Seleção brasileira de rúgbi em cadeira de rodas celebra vitória histórica no Centro de Treinamento Paralímpico em São Paulo.
(Imagem: Reprodução/Marcello Zambrana/WWR)
O Centro de Treinamento Paralímpico, em São Paulo, foi o palco de um capítulo memorável para o esporte de alto rendimento no país. Ao vencer a Nova Zelândia por 53 a 37, a seleção brasileira despediu-se do Mundial de Rúgbi em cadeira de rodas na 11ª colocação.
O resultado não apenas coroa uma trajetória de superação, mas iguala o melhor desempenho histórico da equipe em mundiais, registrado em 2022 na Dinamarca. Na prática, o feito consolida o Brasil como uma força emergente em uma modalidade tradicionalmente dominada por potências do Hemisfério Norte.
Mesmo sem avançar para a fase eliminatória, a campanha em solo paulista deixou claro que o abismo técnico entre os brasileiros e os principais elencos globais está encolhendo rapidamente. O amadurecimento tático do grupo foi visível ao longo de cada partida.
O que muda na prática para o rúgbi nacional
A consolidação da seleção brasileira na elite global do rúgbi em cadeira de rodas abre portas cruciais para o financiamento e a visibilidade da modalidade. Sediando o campeonato pela primeira vez na América do Sul, o país demonstrou capacidade técnica e estrutural de nível internacional.
Para Júlio Braz, um dos principais pilares do elenco brasileiro, a evolução constante é o maior patrimônio dessa jornada. Em depoimento ao Comitê Paralímpico Brasileiro, o atleta reforçou a força coletiva do elenco e a importância de enfrentar adversários do primeiro escalão mundial.
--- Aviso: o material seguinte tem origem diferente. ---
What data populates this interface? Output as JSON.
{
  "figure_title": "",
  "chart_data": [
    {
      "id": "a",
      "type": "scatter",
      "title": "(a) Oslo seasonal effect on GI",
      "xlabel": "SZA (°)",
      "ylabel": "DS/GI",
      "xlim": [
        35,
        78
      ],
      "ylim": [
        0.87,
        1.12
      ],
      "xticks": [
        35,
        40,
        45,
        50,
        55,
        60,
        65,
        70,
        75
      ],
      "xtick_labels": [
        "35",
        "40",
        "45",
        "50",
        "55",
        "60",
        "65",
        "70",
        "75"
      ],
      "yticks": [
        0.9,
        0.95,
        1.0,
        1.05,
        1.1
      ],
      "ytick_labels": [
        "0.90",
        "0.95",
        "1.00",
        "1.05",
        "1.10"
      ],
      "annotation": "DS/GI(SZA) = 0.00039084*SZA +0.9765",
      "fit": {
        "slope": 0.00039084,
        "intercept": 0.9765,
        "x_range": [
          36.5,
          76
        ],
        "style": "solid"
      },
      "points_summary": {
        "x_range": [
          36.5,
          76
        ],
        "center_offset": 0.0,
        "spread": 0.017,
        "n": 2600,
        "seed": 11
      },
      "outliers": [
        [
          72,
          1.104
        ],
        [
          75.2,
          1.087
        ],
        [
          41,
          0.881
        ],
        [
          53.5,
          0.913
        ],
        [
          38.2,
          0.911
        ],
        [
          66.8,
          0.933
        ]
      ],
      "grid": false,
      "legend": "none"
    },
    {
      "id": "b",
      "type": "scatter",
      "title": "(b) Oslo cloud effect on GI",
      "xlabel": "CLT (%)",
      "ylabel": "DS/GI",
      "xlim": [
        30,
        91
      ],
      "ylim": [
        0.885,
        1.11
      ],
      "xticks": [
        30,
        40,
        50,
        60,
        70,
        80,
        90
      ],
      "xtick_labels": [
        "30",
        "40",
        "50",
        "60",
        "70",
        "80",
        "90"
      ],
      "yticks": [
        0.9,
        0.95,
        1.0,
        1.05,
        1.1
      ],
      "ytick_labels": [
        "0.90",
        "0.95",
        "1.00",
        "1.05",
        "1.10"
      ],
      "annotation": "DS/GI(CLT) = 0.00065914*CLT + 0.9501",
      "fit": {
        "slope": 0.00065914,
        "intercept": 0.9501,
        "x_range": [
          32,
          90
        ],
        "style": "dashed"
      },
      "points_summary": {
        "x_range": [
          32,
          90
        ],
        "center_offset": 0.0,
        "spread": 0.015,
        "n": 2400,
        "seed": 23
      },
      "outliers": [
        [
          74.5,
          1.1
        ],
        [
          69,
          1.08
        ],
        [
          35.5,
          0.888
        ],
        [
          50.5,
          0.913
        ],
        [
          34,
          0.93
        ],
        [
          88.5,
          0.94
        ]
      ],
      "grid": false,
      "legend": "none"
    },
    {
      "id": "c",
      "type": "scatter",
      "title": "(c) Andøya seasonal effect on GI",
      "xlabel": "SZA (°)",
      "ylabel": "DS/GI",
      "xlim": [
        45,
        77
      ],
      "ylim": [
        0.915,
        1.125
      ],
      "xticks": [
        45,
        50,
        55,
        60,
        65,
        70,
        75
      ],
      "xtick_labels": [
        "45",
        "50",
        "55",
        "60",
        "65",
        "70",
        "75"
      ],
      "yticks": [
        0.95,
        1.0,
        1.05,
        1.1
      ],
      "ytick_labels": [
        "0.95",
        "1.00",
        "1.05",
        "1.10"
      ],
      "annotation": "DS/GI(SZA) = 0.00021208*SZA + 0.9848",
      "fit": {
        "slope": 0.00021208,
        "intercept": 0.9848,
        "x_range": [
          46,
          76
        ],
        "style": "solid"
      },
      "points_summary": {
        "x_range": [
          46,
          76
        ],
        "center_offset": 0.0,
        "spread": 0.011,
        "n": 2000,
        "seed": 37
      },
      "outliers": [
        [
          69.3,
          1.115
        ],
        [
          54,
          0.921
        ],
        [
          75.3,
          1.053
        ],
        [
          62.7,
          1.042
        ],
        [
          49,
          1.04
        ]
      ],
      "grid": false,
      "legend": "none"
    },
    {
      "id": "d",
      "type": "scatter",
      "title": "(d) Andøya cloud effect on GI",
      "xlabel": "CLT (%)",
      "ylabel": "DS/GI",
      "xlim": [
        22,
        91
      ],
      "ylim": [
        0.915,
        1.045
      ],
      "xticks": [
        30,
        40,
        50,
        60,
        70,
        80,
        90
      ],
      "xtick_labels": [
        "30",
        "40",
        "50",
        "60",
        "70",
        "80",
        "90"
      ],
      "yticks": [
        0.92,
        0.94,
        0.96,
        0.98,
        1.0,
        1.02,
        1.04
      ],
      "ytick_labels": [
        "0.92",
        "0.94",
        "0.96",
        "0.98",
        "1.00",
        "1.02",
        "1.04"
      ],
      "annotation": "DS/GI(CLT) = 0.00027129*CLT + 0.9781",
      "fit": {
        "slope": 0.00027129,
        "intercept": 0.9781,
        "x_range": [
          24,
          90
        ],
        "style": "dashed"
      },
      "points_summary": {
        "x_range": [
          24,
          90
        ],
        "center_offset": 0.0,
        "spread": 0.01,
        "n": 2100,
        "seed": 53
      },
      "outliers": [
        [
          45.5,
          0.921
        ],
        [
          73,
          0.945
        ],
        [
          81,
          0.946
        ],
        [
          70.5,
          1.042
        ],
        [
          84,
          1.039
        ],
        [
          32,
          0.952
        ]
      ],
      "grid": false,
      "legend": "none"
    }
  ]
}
E essa evolução é baseada em dados concretos. Durante a fase de grupos, o Brasil não se limitou a competir; o time conquistou vitórias expressivas, incluindo um triunfo apertado contra o Canadá por 49 a 48, além de bater os próprios neozelandeses em duas oportunidades distintas.
O que está por trás do crescimento da modalidade
O avanço do rúgbi em cadeira de rodas no Brasil reflete o investimento contínuo no Centro de Treinamento Paralímpico de São Paulo. A estrutura de ponta oferece aos atletas condições ideais de preparação física, fisioterapia e análise tática, fatores determinantes para o ganho de competitividade.
O apoio de torcedores locais e a exposição na mídia também jogam um papel fundamental na atração de novos talentos para o esporte adaptado. Esse ciclo virtuoso transforma a percepção pública da modalidade, elevando-a do status de atividade recreativa para o de esporte de alto impacto e rendimento.
No cenário global, a modalidade vive seu auge de competitividade. A grande final do torneio, disputada entre Austrália e Estados Unidos, serve de espelho para as metas que a comissão técnica brasileira pretende alcançar a médio prazo.
O que pode acontecer a partir deste resultado
O foco da seleção brasileira agora se volta para o planejamento dos próximos ciclos internacionais, com os olhos atentos às competições qualificatórias globais. Com uma base jovem e experiente consolidada, a expectativa é de que o Brasil passe a figurar de forma constante no top 10 mundial.
O grande desafio daqui para frente será manter a regularidade contra seleções que possuem ligas profissionais altamente estruturadas. No entanto, o espírito combativo demonstrado em São Paulo prova que o rúgbi brasileiro já não entra em quadra apenas para participar, mas para escrever história.